Report by David Arthur Walters
 
I hesitate to patronize the Burger King at Lenox Avenue and Fifth Street in South Beach in the morning because in the past it has been filled with so many unruly homeless people that it has been dubbed Homeless Burger by former customers.
 
Homeless is not the issue. Disrespect is. Like aggressive panhandling. For example, when a manager asked a panhandler to leave, he walked outside the door on 5th Street, pulled his pants down and pressed his buttocks and genitals up against the glass, then re-entered the premises laughing and cursing. She did not call the police, she said, because the police show up to late or not at all, and the objectionable people just return, anyway, so nothing can be done.
 
But things have recently changed at the MBPD. They have responded effectively over public clamor over several issues, one being agressive panhandling--arrests have soared for that category.
 
At the same time, a new manager by the name of Dion took over at the BK on Fifth. He ordered disorderly people out of the restaurant. He immediately ejected repeat violators upon entry. Residents started returning for breakfast. Businessmen in the area complimented him, but Dion was terminated, according to a staff member, who said the young man was very strict with the employees.
 
This morning I decided to have breakfast at BK. I saw a well-known vagrant entering the premises, so I considered waking across the street to the Subway, mainly because the man is extremely hostile on the street, insulting passersby. I entered anyway, and observed him going from table to table, rudely accosting customers. Then he came to the counter where Brenda was running the register, and he proceeded to demand a free breakfast, and to accost customers for change."
 
"Excuse me, sir, I regret to say than panhandling is prohibited here."
 
"This is not panhadling! This is exchange!" he yelled. And then he started cursing me.
 
Well, he had nothing to give in return, and had no right to demand a true exchange, anyway. His kind of ex-change is extortion of change, a form of theft.
 
I asked Brenda to put the man out. He glared out me and cursed me again. She ordered him to leave three times.I called the police at 9:36 am, and observed him going down the street, reporting his location and direction to the dispatched. I was asked for a description:
 
"About six feet, black, dreadlocks, pants dark, too dirty to see the color, blue jacket with yellow shoulders."
 
Four cops in all showed up wihin a few minutes. A female officer headed toward a gentleman who had just shown up and fit the description almost exactly. What an awful coincidence, I thought.
 
"Officer, officer, that is not the man. He left some time ago. I called it in." 
 
I told her what happened, and that I would be glad to testify against the man for violations of city and county code. I pointed out several witnesses besides Brenda. The officers asked me for my identification, birthdate, and address, and whether the man touched me. 
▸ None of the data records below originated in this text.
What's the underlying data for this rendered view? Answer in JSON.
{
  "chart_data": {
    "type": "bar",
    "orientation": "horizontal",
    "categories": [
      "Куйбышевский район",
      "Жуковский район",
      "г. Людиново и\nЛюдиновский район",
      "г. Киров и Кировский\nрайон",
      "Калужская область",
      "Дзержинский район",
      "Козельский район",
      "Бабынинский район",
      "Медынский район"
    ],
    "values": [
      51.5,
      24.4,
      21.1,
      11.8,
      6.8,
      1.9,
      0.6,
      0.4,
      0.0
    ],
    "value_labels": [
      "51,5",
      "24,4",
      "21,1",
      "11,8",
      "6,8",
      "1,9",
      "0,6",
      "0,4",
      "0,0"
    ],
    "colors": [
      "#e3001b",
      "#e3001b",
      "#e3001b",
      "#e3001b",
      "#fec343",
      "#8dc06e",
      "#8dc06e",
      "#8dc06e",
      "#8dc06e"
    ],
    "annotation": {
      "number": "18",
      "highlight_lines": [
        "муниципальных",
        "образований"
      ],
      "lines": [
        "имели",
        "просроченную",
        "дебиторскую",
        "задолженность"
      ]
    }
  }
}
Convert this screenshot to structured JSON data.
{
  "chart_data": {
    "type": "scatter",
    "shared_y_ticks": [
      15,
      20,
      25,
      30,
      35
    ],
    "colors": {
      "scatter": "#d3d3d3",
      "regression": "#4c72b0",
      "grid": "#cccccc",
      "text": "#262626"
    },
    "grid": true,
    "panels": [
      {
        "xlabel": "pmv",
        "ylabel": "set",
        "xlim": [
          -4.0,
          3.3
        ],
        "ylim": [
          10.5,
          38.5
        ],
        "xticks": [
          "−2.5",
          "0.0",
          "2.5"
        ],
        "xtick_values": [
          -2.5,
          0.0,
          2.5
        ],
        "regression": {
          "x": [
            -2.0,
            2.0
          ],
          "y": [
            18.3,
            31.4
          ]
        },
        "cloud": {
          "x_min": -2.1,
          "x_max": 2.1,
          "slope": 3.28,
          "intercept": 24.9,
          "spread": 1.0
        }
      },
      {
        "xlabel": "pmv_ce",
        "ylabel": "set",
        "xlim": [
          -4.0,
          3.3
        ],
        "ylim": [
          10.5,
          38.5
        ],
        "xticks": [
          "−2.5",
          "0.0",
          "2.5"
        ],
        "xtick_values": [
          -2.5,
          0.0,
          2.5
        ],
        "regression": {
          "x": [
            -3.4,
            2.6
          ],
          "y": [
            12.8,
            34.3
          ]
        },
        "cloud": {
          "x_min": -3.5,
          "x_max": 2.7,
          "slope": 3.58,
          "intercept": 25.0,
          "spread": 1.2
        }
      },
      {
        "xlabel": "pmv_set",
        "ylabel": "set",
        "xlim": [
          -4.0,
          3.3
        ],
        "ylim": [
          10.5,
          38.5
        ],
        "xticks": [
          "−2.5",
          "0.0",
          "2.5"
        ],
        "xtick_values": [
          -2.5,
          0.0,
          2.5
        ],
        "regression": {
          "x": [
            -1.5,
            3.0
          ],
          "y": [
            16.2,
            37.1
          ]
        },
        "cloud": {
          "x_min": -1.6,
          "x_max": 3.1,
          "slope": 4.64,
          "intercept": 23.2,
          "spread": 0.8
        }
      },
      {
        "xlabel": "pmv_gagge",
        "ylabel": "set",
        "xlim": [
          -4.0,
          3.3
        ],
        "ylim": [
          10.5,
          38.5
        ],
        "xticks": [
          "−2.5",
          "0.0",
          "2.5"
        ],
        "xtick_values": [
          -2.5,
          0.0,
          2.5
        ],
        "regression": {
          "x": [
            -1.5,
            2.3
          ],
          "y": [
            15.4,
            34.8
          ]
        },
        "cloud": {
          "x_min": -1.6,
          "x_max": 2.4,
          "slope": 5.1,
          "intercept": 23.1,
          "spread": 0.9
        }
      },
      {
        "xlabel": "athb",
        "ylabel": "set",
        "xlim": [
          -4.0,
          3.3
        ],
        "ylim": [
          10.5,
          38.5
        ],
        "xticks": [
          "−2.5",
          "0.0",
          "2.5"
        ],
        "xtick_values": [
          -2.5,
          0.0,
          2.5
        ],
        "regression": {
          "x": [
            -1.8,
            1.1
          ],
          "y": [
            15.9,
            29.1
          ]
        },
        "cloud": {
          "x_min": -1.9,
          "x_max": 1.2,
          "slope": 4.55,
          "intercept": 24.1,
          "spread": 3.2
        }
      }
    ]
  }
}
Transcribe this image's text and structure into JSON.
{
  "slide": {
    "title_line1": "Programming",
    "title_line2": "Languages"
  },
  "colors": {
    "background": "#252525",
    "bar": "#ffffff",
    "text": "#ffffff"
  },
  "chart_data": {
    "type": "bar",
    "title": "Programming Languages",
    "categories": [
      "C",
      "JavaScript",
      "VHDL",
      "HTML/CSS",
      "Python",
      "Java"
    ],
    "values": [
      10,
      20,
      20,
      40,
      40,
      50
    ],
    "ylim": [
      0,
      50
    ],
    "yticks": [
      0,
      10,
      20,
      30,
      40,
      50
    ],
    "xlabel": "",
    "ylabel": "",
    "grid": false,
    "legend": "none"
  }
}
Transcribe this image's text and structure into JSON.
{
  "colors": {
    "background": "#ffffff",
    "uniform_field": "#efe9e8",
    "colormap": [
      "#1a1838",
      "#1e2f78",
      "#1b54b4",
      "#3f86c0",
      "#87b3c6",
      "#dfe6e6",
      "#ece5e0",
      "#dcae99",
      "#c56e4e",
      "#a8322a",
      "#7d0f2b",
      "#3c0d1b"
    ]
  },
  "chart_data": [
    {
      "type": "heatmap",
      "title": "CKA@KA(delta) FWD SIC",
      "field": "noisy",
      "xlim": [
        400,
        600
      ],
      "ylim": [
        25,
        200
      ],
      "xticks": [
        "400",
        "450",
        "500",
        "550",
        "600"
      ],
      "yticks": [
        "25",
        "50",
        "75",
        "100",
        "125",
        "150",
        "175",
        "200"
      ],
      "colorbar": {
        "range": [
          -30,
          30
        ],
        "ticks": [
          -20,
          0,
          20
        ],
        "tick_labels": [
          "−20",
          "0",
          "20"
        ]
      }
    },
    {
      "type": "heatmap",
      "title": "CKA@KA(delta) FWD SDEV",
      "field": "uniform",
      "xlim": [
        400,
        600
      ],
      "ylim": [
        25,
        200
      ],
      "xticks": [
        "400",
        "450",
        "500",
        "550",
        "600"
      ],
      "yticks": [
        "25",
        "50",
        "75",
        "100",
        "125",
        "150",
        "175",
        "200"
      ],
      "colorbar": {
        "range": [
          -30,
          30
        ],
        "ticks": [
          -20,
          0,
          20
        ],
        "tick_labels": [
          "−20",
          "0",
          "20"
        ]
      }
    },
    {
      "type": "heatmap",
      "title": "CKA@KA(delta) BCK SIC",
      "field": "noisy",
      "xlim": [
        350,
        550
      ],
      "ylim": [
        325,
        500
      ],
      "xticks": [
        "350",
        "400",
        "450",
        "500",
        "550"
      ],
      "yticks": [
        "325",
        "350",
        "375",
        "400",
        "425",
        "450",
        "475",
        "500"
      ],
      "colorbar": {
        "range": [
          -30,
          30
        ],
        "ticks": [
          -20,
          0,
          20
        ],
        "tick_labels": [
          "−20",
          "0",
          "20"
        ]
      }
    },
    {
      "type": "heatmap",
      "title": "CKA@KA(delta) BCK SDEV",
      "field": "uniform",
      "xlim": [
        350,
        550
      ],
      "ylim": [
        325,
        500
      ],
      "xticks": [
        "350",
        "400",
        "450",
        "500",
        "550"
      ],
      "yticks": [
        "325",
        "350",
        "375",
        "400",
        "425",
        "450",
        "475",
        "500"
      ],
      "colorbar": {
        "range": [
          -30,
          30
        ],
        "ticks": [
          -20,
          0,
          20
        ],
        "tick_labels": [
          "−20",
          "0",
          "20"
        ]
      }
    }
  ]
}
There had been no touching, or battery, but I perceived his threatening conduct and words an assault, and was visibly shaken.
 
I said surely the cops know him well--on second thought, there is vagrant who does look exactly like him, but he never asks for money, just smells badly and sometimes masturbates in broad daylight on Washington Avenue.
 
I told the officers that it is unfair to people to complain about the cops when they do not call the cops, so I had called them and wished more people would do so.  

A man with a group of four Australian tourists came over to my table after the officers left. He  thanked me for calling the cops, and said he told the officer that the panhandler was extremely abusive, and that he would be glad to testify but was returning to Australia. We chatted about what tourists experience on South Beach, how cops are improving the situation. We agreed that this man was potentially violent. For all anyone knows, he will pull out a knife and stab a customer someday, perhaps kill a BK Burger employee.